Question: What did I do wrong with my code using order_optimal_portfolio??

Here is the link to my previous post that using the traditional method to order stock, it looks a lot normal:
Trading with Benjamin Graham's formula - Fundamentals and bonds

8 responses

Something has not been correctly accounted for regarding the PVAC symbol in the Quantopian database.

@Vladimir
wow, thanks! I was not expecting that. I have fixed it and also added a filter after learning to check the positions. Filtered out all the stocks, which price is below $10, and the results seemed to be improved. Except that it cannot avoid the drawdown in market down times.

@Vladimir
How did you figure that out? It would be very helpful if we could implement this in algorithms as some sort of sanity check.

@ZT YE
I don't know if that's intentional, but if you define context.weights in initialize and never clear the dictionary, you keep on adding weights to it every time you rebalance. That means you are ordering stocks you wanted years ago even if they are currently not in your buy list.
Here's your latest version with fresh weights for every rebalance

@Tentor Testivis
Good to know!
I thought OPT would auto close open orders. Guess I missed this part.
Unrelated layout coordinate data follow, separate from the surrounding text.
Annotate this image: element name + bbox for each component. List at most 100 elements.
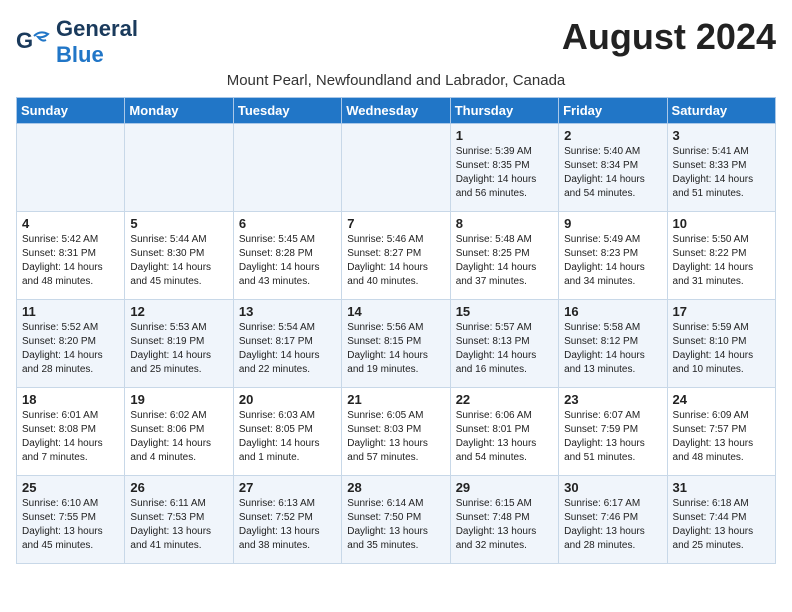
day-number: 20: [239, 392, 336, 407]
day-number: 27: [239, 480, 336, 495]
day-number: 19: [130, 392, 227, 407]
day-info: Sunrise: 6:17 AM Sunset: 7:46 PM Dayligh…: [564, 497, 661, 553]
calendar-cell: 18 Sunrise: 6:01 AM Sunset: 8:08 PM Dayli…: [17, 388, 125, 476]
day-info: Sunrise: 5:46 AM Sunset: 8:27 PM Dayligh…: [347, 233, 444, 289]
day-info: Sunrise: 5:40 AM Sunset: 8:34 PM Dayligh…: [564, 145, 661, 201]
calendar-cell: 7 Sunrise: 5:46 AM Sunset: 8:27 PM Daylig…: [342, 212, 450, 300]
svg-text:G: G: [16, 28, 33, 53]
calendar-cell: 1 Sunrise: 5:39 AM Sunset: 8:35 PM Daylig…: [450, 124, 558, 212]
day-number: 31: [673, 480, 770, 495]
calendar-cell: 24Sunrise: 6:09 AM Sunset: 7:57 PM Dayli…: [667, 388, 775, 476]
day-number: 29: [456, 480, 553, 495]
day-number: 12: [130, 304, 227, 319]
day-info: Sunrise: 6:03 AM Sunset: 8:05 PM Dayligh…: [239, 409, 336, 465]
day-info: Sunrise: 5:48 AM Sunset: 8:25 PM Dayligh…: [456, 233, 553, 289]
calendar-cell: 27 Sunrise: 6:13 AM Sunset: 7:52 PM Dayli…: [233, 476, 341, 564]
day-info: Sunrise: 5:50 AM Sunset: 8:22 PM Dayligh…: [673, 233, 770, 289]
day-number: 14: [347, 304, 444, 319]
calendar-cell: 29 Sunrise: 6:15 AM Sunset: 7:48 PM Dayli…: [450, 476, 558, 564]
day-info: Sunrise: 6:05 AM Sunset: 8:03 PM Dayligh…: [347, 409, 444, 465]
day-info: Sunrise: 6:01 AM Sunset: 8:08 PM Dayligh…: [22, 409, 119, 465]
day-info: Sunrise: 5:41 AM Sunset: 8:33 PM Dayligh…: [673, 145, 770, 201]
calendar-cell: 11Sunrise: 5:52 AM Sunset: 8:20 PM Dayli…: [17, 300, 125, 388]
day-info: Sunrise: 5:56 AM Sunset: 8:15 PM Dayligh…: [347, 321, 444, 377]
day-number: 22: [456, 392, 553, 407]
calendar-cell: 16 Sunrise: 5:58 AM Sunset: 8:12 PM Dayli…: [559, 300, 667, 388]
calendar-cell: 31 Sunrise: 6:18 AM Sunset: 7:44 PM Dayli…: [667, 476, 775, 564]
day-info: Sunrise: 6:15 AM Sunset: 7:48 PM Dayligh…: [456, 497, 553, 553]
calendar-cell: 15 Sunrise: 5:57 AM Sunset: 8:13 PM Dayli…: [450, 300, 558, 388]
weekday-header-monday: Monday: [125, 98, 233, 124]
calendar-cell: 20 Sunrise: 6:03 AM Sunset: 8:05 PM Dayli…: [233, 388, 341, 476]
day-info: Sunrise: 5:53 AM Sunset: 8:19 PM Dayligh…: [130, 321, 227, 377]
day-number: 7: [347, 216, 444, 231]
day-number: 5: [130, 216, 227, 231]
day-number: 17: [673, 304, 770, 319]
calendar-cell: 22 Sunrise: 6:06 AM Sunset: 8:01 PM Dayli…: [450, 388, 558, 476]
calendar-cell: 17 Sunrise: 5:59 AM Sunset: 8:10 PM Dayli…: [667, 300, 775, 388]
calendar-cell: 26Sunrise: 6:11 AM Sunset: 7:53 PM Dayli…: [125, 476, 233, 564]
calendar-cell: 10 Sunrise: 5:50 AM Sunset: 8:22 PM Dayli…: [667, 212, 775, 300]
day-number: 30: [564, 480, 661, 495]
location-title: Mount Pearl, Newfoundland and Labrador, …: [16, 72, 776, 89]
day-number: 13: [239, 304, 336, 319]
day-info: Sunrise: 6:10 AM Sunset: 7:55 PM Dayligh…: [22, 497, 119, 553]
logo-icon: G: [16, 28, 52, 56]
calendar-cell: 13 Sunrise: 5:54 AM Sunset: 8:17 PM Dayli…: [233, 300, 341, 388]
calendar-cell: 23 Sunrise: 6:07 AM Sunset: 7:59 PM Dayli…: [559, 388, 667, 476]
day-info: Sunrise: 6:14 AM Sunset: 7:50 PM Dayligh…: [347, 497, 444, 553]
day-info: Sunrise: 6:18 AM Sunset: 7:44 PM Dayligh…: [673, 497, 770, 553]
day-info: Sunrise: 5:42 AM Sunset: 8:31 PM Dayligh…: [22, 233, 119, 289]
day-info: Sunrise: 5:52 AM Sunset: 8:20 PM Dayligh…: [22, 321, 119, 377]
logo-general-text: General: [56, 16, 138, 41]
day-number: 15: [456, 304, 553, 319]
day-info: Sunrise: 6:02 AM Sunset: 8:06 PM Dayligh…: [130, 409, 227, 465]
day-number: 28: [347, 480, 444, 495]
calendar-cell: 9 Sunrise: 5:49 AM Sunset: 8:23 PM Daylig…: [559, 212, 667, 300]
day-number: 23: [564, 392, 661, 407]
page-header: G General Blue August 2024: [16, 16, 776, 68]
weekday-header-sunday: Sunday: [17, 98, 125, 124]
calendar-cell: 5 Sunrise: 5:44 AM Sunset: 8:30 PM Daylig…: [125, 212, 233, 300]
day-info: Sunrise: 5:39 AM Sunset: 8:35 PM Dayligh…: [456, 145, 553, 201]
weekday-header-thursday: Thursday: [450, 98, 558, 124]
day-info: Sunrise: 6:06 AM Sunset: 8:01 PM Dayligh…: [456, 409, 553, 465]
day-info: Sunrise: 5:58 AM Sunset: 8:12 PM Dayligh…: [564, 321, 661, 377]
weekday-header-tuesday: Tuesday: [233, 98, 341, 124]
day-info: Sunrise: 6:09 AM Sunset: 7:57 PM Dayligh…: [673, 409, 770, 465]
calendar-cell: 14 Sunrise: 5:56 AM Sunset: 8:15 PM Dayli…: [342, 300, 450, 388]
day-info: Sunrise: 6:07 AM Sunset: 7:59 PM Dayligh…: [564, 409, 661, 465]
calendar-cell: 21 Sunrise: 6:05 AM Sunset: 8:03 PM Dayli…: [342, 388, 450, 476]
day-number: 9: [564, 216, 661, 231]
calendar-cell: 30 Sunrise: 6:17 AM Sunset: 7:46 PM Dayli…: [559, 476, 667, 564]
day-number: 10: [673, 216, 770, 231]
logo: G General Blue: [16, 16, 138, 68]
calendar-cell: [233, 124, 341, 212]
day-number: 1: [456, 128, 553, 143]
day-number: 2: [564, 128, 661, 143]
day-info: Sunrise: 5:54 AM Sunset: 8:17 PM Dayligh…: [239, 321, 336, 377]
calendar-cell: 4 Sunrise: 5:42 AM Sunset: 8:31 PM Daylig…: [17, 212, 125, 300]
calendar-cell: 19 Sunrise: 6:02 AM Sunset: 8:06 PM Dayli…: [125, 388, 233, 476]
day-number: 4: [22, 216, 119, 231]
day-info: Sunrise: 5:57 AM Sunset: 8:13 PM Dayligh…: [456, 321, 553, 377]
day-number: 21: [347, 392, 444, 407]
logo-blue-text: Blue: [56, 42, 104, 67]
calendar-cell: [125, 124, 233, 212]
calendar-cell: 8 Sunrise: 5:48 AM Sunset: 8:25 PM Daylig…: [450, 212, 558, 300]
day-number: 18: [22, 392, 119, 407]
calendar-cell: [17, 124, 125, 212]
day-info: Sunrise: 5:44 AM Sunset: 8:30 PM Dayligh…: [130, 233, 227, 289]
day-number: 8: [456, 216, 553, 231]
day-info: Sunrise: 5:49 AM Sunset: 8:23 PM Dayligh…: [564, 233, 661, 289]
day-info: Sunrise: 6:11 AM Sunset: 7:53 PM Dayligh…: [130, 497, 227, 553]
day-info: Sunrise: 5:45 AM Sunset: 8:28 PM Dayligh…: [239, 233, 336, 289]
calendar-table: SundayMondayTuesdayWednesdayThursdayFrid…: [16, 97, 776, 564]
day-info: Sunrise: 5:59 AM Sunset: 8:10 PM Dayligh…: [673, 321, 770, 377]
calendar-cell: 12 Sunrise: 5:53 AM Sunset: 8:19 PM Dayli…: [125, 300, 233, 388]
day-number: 16: [564, 304, 661, 319]
day-number: 3: [673, 128, 770, 143]
day-info: Sunrise: 6:13 AM Sunset: 7:52 PM Dayligh…: [239, 497, 336, 553]
calendar-cell: [342, 124, 450, 212]
weekday-header-friday: Friday: [559, 98, 667, 124]
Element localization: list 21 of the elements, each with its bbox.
It's not about open orders, they get cancelled if they coldn't be filled at the end of the day. Your algorithm just kept passing to TargetWeights everything that ever was in your weights plus the weights that were just added, thus opening new orders for all of those weights at each rebalance.

@Tentor

How did you figure that out?

I just checked the position log manually and found that the price of PVAC jumped from $ 0.15 to $ 49.00 12-29-2016 for no reason..
So the problem is not solved.


def Rebalance(context, data):  
    # we calculate the weights here  
    context.weights = {}  
    #weights = {}  
    for sec in context.buy_list:  
        if data.can_trade(sec):  
            context.weights[sec] = 0.99 / len(context.buy_list)  

@Tentor Testivis, You are right. I moved the context.weights = {} down and exactly same results as you had.
Rebalance would clear the dictionary each time it runs.
And no, I didn't put it in initialize on purpose, I was looking at the examples others had and it was there, I didn't think that much.

I ran it again and took out the factor limits stocks under 10 dollars, it performs much more robust, with larger drawdowns and higher return.
And somehow it doesn't pick PVAC anymore. No idea why.